Dit is precies het tegenovergestelde van mijn ervaring. A/B-testen biedt een framework voor experimenten, waar gewaagde en gedurfde alternatieven de mogelijkheid krijgen om hun waarde te bewijzen.

Er zijn een heleboel verhalen waar eigenlijk zo maar iemand in het bedrijf met een gekke aanbeveling kwam die, dankzij de experimentele cultuur van het bedrijf, ontvangen werd met ”dat klinkt gek, maar laten we het proberen” en uiteindelijk verrassend goed werkte.

Als maar één versie van een bepaald design ooit het daglicht ziet, zal een veel grotere nadruk komen te liggen op “het direct goed maken”. Door de creatie door een heel proces van goedkeuring te halen, krijg je, ironisch genoeg, JUIST tamme passieloze feature sets.

Verkeerde aanname #5: A/B-testen kan je vertellen wat, maar niet waarom

“Dit verhaal legt voor mij een significant probleem uit met het designen aan de hand van metrics. Je krijgt snelle feedback of iets of een aanpak werkt, maar geen enkele feedback waarom.” —Cennydd Bowles

De aanname is correct, maar geeft de verkeerde indruk dat A/B-testen op een of andere manier niet toereikend is omdat het niet beiden doet.

Een thermometer kan me alleen vertellen wat mijn temperatuur is, en niet of ik griep heb. Dat betekent niet dat het niet waardevol is voor wat het WEL kan doen.

A/B-testen is geen tool om design ideeën te genereren, het is een tool om ze te valideren.
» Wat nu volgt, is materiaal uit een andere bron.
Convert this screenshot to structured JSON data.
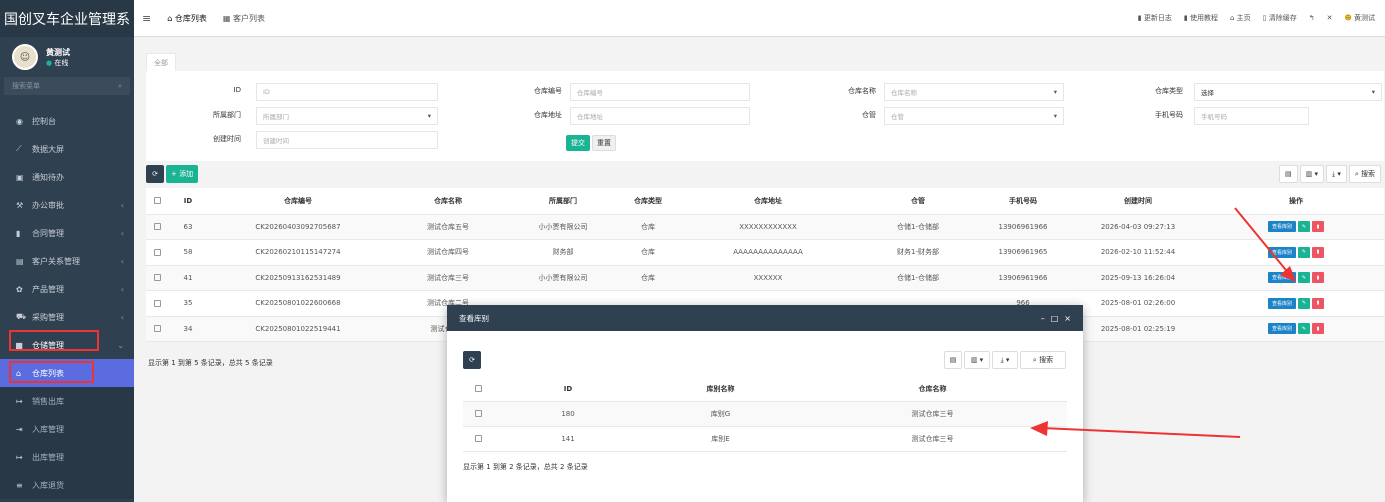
{
  "app": {
    "title": "国创叉车企业管理系"
  },
  "user": {
    "name": "黄测试",
    "status": "在线"
  },
  "sidebar": {
    "search_placeholder": "搜索菜单",
    "items": [
      {
        "label": "控制台"
      },
      {
        "label": "数据大屏"
      },
      {
        "label": "通知待办"
      },
      {
        "label": "办公审批"
      },
      {
        "label": "合同管理"
      },
      {
        "label": "客户关系管理"
      },
      {
        "label": "产品管理"
      },
      {
        "label": "采购管理"
      },
      {
        "label": "仓储管理"
      },
      {
        "label": "仓库列表"
      },
      {
        "label": "销售出库"
      },
      {
        "label": "入库管理"
      },
      {
        "label": "出库管理"
      },
      {
        "label": "入库退货"
      }
    ]
  },
  "topbar": {
    "tabs": [
      {
        "label": "仓库列表"
      },
      {
        "label": "客户列表"
      }
    ],
    "links": {
      "changelog": "更新日志",
      "tutorial": "使用教程",
      "home": "主页",
      "clear_cache": "清除缓存",
      "username": "黄测试"
    }
  },
  "page": {
    "tab": "全部"
  },
  "filter": {
    "id_label": "ID",
    "id_placeholder": "ID",
    "code_label": "仓库编号",
    "code_placeholder": "仓库编号",
    "name_label": "仓库名称",
    "name_placeholder": "仓库名称",
    "type_label": "仓库类型",
    "type_value": "选择",
    "dept_label": "所属部门",
    "dept_placeholder": "所属部门",
    "addr_label": "仓库地址",
    "addr_placeholder": "仓库地址",
    "mgr_label": "仓管",
    "mgr_placeholder": "仓管",
    "phone_label": "手机号码",
    "phone_placeholder": "手机号码",
    "time_label": "创建时间",
    "time_placeholder": "创建时间",
    "submit": "提交",
    "reset": "重置"
  },
  "toolbar": {
    "add": "+ 添加",
    "search": "搜索"
  },
  "table": {
    "headers": [
      "ID",
      "仓库编号",
      "仓库名称",
      "所属部门",
      "仓库类型",
      "仓库地址",
      "仓管",
      "手机号码",
      "创建时间",
      "操作"
    ],
    "rows": [
      {
        "id": "63",
        "code": "CK20260403092705687",
        "name": "测试仓库五号",
        "dept": "小小贾有限公司",
        "type": "仓库",
        "addr": "XXXXXXXXXXXX",
        "mgr": "仓储1-仓储部",
        "phone": "13906961966",
        "time": "2026-04-03 09:27:13"
      },
      {
        "id": "58",
        "code": "CK20260210115147274",
        "name": "测试仓库四号",
        "dept": "财务部",
        "type": "仓库",
        "addr": "AAAAAAAAAAAAAA",
        "mgr": "财务1-财务部",
        "phone": "13906961965",
        "time": "2026-02-10 11:52:44"
      },
      {
        "id": "41",
        "code": "CK20250913162531489",
        "name": "测试仓库三号",
        "dept": "小小贾有限公司",
        "type": "仓库",
        "addr": "XXXXXX",
        "mgr": "仓储1-仓储部",
        "phone": "13906961966",
        "time": "2025-09-13 16:26:04"
      },
      {
        "id": "35",
        "code": "CK20250801022600668",
        "name": "测试仓库二号",
        "dept": "",
        "type": "",
        "addr": "",
        "mgr": "",
        "phone": "966",
        "time": "2025-08-01 02:26:00"
      },
      {
        "id": "34",
        "code": "CK20250801022519441",
        "name": "测试仓库一",
        "dept": "",
        "type": "",
        "addr": "",
        "mgr": "",
        "phone": "66",
        "time": "2025-08-01 02:25:19"
      }
    ],
    "op_view": "查看库别",
    "footer": "显示第 1 到第 5 条记录，总共 5 条记录"
  },
  "modal": {
    "title": "查看库别",
    "search": "搜索",
    "headers": [
      "ID",
      "库别名称",
      "仓库名称"
    ],
    "rows": [
      {
        "id": "180",
        "name": "库别G",
        "warehouse": "测试仓库三号"
      },
      {
        "id": "141",
        "name": "库别E",
        "warehouse": "测试仓库三号"
      }
    ],
    "footer": "显示第 1 到第 2 条记录，总共 2 条记录"
  },
  "colors": {
    "sidebar": "#2f4050",
    "primary": "#1ab394",
    "info": "#1c84c6",
    "danger": "#ed5565",
    "annotation": "#e33333"
  }
}
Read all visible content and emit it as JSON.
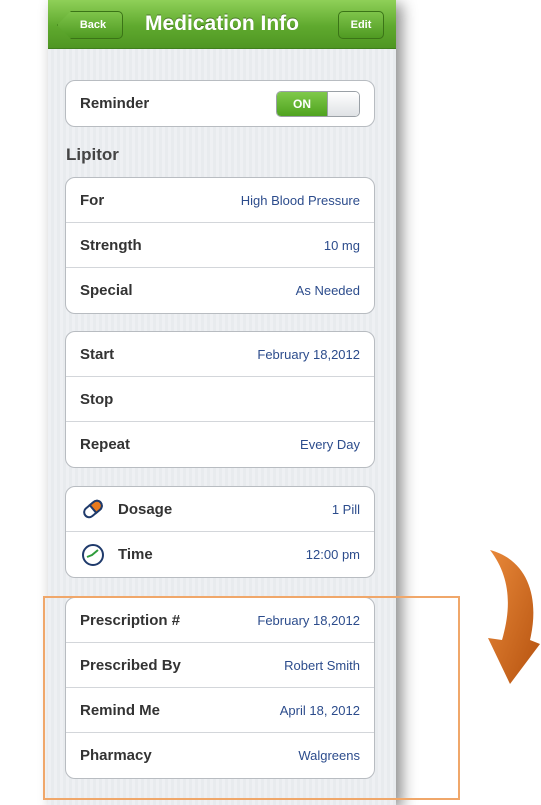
{
  "nav": {
    "back": "Back",
    "title": "Medication Info",
    "edit": "Edit"
  },
  "reminder": {
    "label": "Reminder",
    "toggle": "ON"
  },
  "medication_name": "Lipitor",
  "details": [
    {
      "label": "For",
      "value": "High Blood Pressure"
    },
    {
      "label": "Strength",
      "value": "10 mg"
    },
    {
      "label": "Special",
      "value": "As Needed"
    }
  ],
  "schedule": [
    {
      "label": "Start",
      "value": "February 18,2012"
    },
    {
      "label": "Stop",
      "value": ""
    },
    {
      "label": "Repeat",
      "value": "Every Day"
    }
  ],
  "dosing": [
    {
      "label": "Dosage",
      "value": "1 Pill",
      "icon": "pill-icon"
    },
    {
      "label": "Time",
      "value": "12:00 pm",
      "icon": "clock-icon"
    }
  ],
  "prescription": [
    {
      "label": "Prescription #",
      "value": "February 18,2012"
    },
    {
      "label": "Prescribed By",
      "value": "Robert Smith"
    },
    {
      "label": "Remind Me",
      "value": "April 18, 2012"
    },
    {
      "label": "Pharmacy",
      "value": "Walgreens"
    }
  ],
  "colors": {
    "nav_green": "#5fa92e",
    "value_blue": "#2c4c8c",
    "highlight": "#f0a76a",
    "arrow": "#c9631a"
  }
}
Als je split testen gebruikt als een kristallen bol voor gebruikerservaring inzichten, dan gebruik je het niet correct.

Verkeerde aanname #6: A/B-testen betekent dat je moet stoppen met innoveren

“Stop dan maar met optimaliseren en ga terug naar andere manieren van analyseren om de volgende stappen uit te vogelen. Doe interviews, doe gebruikerstesten, doe enquêtes en stel vragen.” —Joshua Porter

Je hoeft niet te stoppen met herhalen om innoverend te zijn. Al van de genoemde ‘alternatieven’ die hierboven genoemd zijn kunnen, en zouden moeten, gebeuren parallel A/B-testen. Kwalitatief onderzoek is waar een goede designer hun ‘B’ concept op baseert!

Als je strategie is om uitwerpselen tegen de muur aan te werpen en te kijken wat blijft plakken, dan is het waar dat de winnaar van een split test shit zal zijn. Echter, split testen kan ook een winnaar identificeren tussen twee ongelooflijk waardevolle, weloverwogen varianten. Je bent wat je eet.

Verkeerde aanname #7: A/B-testen brengt je in verlegenheid als het de verwachtingen niet waar maakt

[Ik noem geen namen, maar ik zie dit argument vaak langs komen]

Wen er maar aan vriend. Het is niet leuk, maar we zijn mensen en we hebben het constant bij het verkeerde eind. Plus, denk aan het alternatief: als iets niet goed presteert, hoe onverantwoordelijk is het dan om hier niet achter te komen alleen maar omdat je ego in de weg staat?

Het designen met een opzettelijk blinde vlek voor de uitkomsten van onze keuzes is niet designen met vertrouwen, maar met arrogantie. Omarm de mogelijkheid om niet alleen je fouten te leren, maar ook om van ze te leren.

Iedere A/B-test is een mogelijkheid om onszelf verantwoordelijk te houden voor de resultaten die ons werk zou moeten opleveren, en om de lat hoger te leggen voor onze industrie in zijn geheel. Werk er aan mee en je zult mooie dingen kunnen doen.